Mary Francis will take over as director of Penn Press at the University of Pennsylvania on September 23. She has been editorial director of University of Michigan Press since 2015 and spent more than 16 years at University of California Press.
Arcadia’s director of national sales and marketing Kate Everingham will leave the company on December 31 after over 20 years there, after which she will assist on special projects in a consulting role. She will transition from overseeing the national accounts sales and marketing team on September 3, when Amy Kaneko joins the company as director of national sales and marketing. Kaneko was most recently with Weldon Owen and Insight Editions.
Cindy Uh has departed from Thompson Literary Agency.
Rachel Sanders has joined Houghton Mifflin Harcourt as director, field sales and events. She was previously marketing director at Readerlink.
Danielle Plafsky has moved over from to Knopf to Penguin Press, where she is associate marketing director.
Abby Endler has been promoted to publicist at Knopf.
Further to our noting of the NYT‘s listing for a new publishing reporter, Alexandra Alter confirms to us that she is remaining on the beat as the books desk expands with an additional reporter.
In the UK, Kerry Enzor will return to Quercus to run a new nonfiction imprint that will originate popular reference, lifestyle, gift and travel titles for international markets, set to launch in 2020. She is currently publisher for Quarto’s White Lion.
Front Page Detectives, a true crime imprint comprising the works investigative journalist Dylan Howard, launches in September from Skyhorse for print and Start Publishing for digital.
Regan Arts will release what looks to be their first new title in quite some time, from Mark Halperin — his first commercial venture since he was accused of sexual harassment by multiple women in late 2017. (At the time, Penguin Press cancelled his book deal, and HBO, MSNBC, and CAA all ended their business relationships with him. The Wylie Agency never said anything publicly about their relationship with him.) HOW TO BEAT TRUMP: America’s Top Political Strategists on What It Will Take is set for publication in November. At least it means that a wide range of established publishers still declined to do business with Halperin.
Judith Regan (who was fired from HarperCollins shortly after the house cancelled IF I DID IT, a book she commissioned that was ghostwritten under OJ Simpson’s name) says in a statement: “I do not in any way, shape, or form condone any harm done by one human being to another. I have also lived long enough to believe in the power of forgiveness, second chances, and offering a human being a path to redemption. HOW TO BEAT TRUMP is an important, thoughtful book, and I hope everyone has a chance to read it.” But as Margaret Sullivan at the Washington Post writes, part of the problem is that Halperin is gaining a second chance/path to redemption/forgiveness without having ever made amends or apologizing or taking responsibility for his misbehavior.

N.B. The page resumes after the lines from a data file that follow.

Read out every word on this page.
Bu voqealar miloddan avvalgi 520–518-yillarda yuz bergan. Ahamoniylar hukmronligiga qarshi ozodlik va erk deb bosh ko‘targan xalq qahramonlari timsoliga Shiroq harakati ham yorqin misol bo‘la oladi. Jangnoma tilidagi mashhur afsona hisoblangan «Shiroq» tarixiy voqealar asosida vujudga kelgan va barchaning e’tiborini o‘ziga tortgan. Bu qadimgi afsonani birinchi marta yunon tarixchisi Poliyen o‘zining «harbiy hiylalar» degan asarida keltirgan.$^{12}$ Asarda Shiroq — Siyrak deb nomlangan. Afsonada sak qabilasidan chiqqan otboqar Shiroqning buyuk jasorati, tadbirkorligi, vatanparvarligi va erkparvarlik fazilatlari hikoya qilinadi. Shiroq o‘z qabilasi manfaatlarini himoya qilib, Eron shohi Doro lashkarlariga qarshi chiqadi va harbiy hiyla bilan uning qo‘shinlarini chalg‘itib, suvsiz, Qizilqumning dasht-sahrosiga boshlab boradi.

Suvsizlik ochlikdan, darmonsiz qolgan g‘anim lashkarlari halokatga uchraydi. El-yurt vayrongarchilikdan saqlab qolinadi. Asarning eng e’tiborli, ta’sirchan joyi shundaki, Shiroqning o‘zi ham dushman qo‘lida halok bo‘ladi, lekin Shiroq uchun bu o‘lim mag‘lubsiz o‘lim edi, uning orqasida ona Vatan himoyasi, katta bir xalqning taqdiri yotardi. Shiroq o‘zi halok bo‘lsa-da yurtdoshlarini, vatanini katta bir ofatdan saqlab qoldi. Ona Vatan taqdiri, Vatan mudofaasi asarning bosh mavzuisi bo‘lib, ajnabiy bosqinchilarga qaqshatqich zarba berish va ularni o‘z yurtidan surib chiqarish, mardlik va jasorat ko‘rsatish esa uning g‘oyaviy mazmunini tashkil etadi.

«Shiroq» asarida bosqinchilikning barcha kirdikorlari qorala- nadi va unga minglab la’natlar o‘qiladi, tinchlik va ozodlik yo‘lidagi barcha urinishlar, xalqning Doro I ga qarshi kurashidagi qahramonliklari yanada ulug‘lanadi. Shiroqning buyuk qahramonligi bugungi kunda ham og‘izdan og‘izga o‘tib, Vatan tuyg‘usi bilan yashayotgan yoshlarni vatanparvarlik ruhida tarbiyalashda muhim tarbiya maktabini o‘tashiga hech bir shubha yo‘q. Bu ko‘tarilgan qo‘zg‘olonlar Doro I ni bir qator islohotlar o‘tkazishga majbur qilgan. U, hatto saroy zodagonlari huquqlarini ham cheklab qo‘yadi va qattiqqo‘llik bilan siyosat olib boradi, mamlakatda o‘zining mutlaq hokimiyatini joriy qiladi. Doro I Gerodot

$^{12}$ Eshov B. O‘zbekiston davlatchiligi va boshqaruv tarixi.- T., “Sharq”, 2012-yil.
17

People were quick to object online, and questions are being asked of the “more than 75 top Democratic strategists” Halperin says he interviewed for the book. And at least some of those people are putting distance between themselves and the book. David Axelrod wrote on Twitter, “He emailed me three questions about the 2020 race for a book he was writing and I replied in a few sentences, without giving enough thought to how my participation would be used or interpreted. By answering Halperin’s questions, I did not in any way mean to excuse his past, egregious behavior and, in retrospect, I regret responding at all.” Former governor of Michigan Jennifer Granholm added on Twitter, “I’m angry at myself too” for participating. “Spoke with him by phone once a few months ago about how to defeat Trump in the Midwest. Did not mean to hurt anyone, ever; should have done more research. My sincere apologies.”
So far the association has not been made, but perhaps next people will remember that Regan’s imprint is financed by Leon Black, who has recently struggled to explain his relationship with Jeffrey Epstein and “has gone to great lengths to distance himself from” Epstein.
The 2019 Hugo Awards were announced Sunday at the World Science Fiction Convention in Dublin, in 20 categories. The Calculating Stars by Mary Robinette Kowal (Tor) won best novel, while Artificial Condition by Martha Wells (Tor.com) won best novella.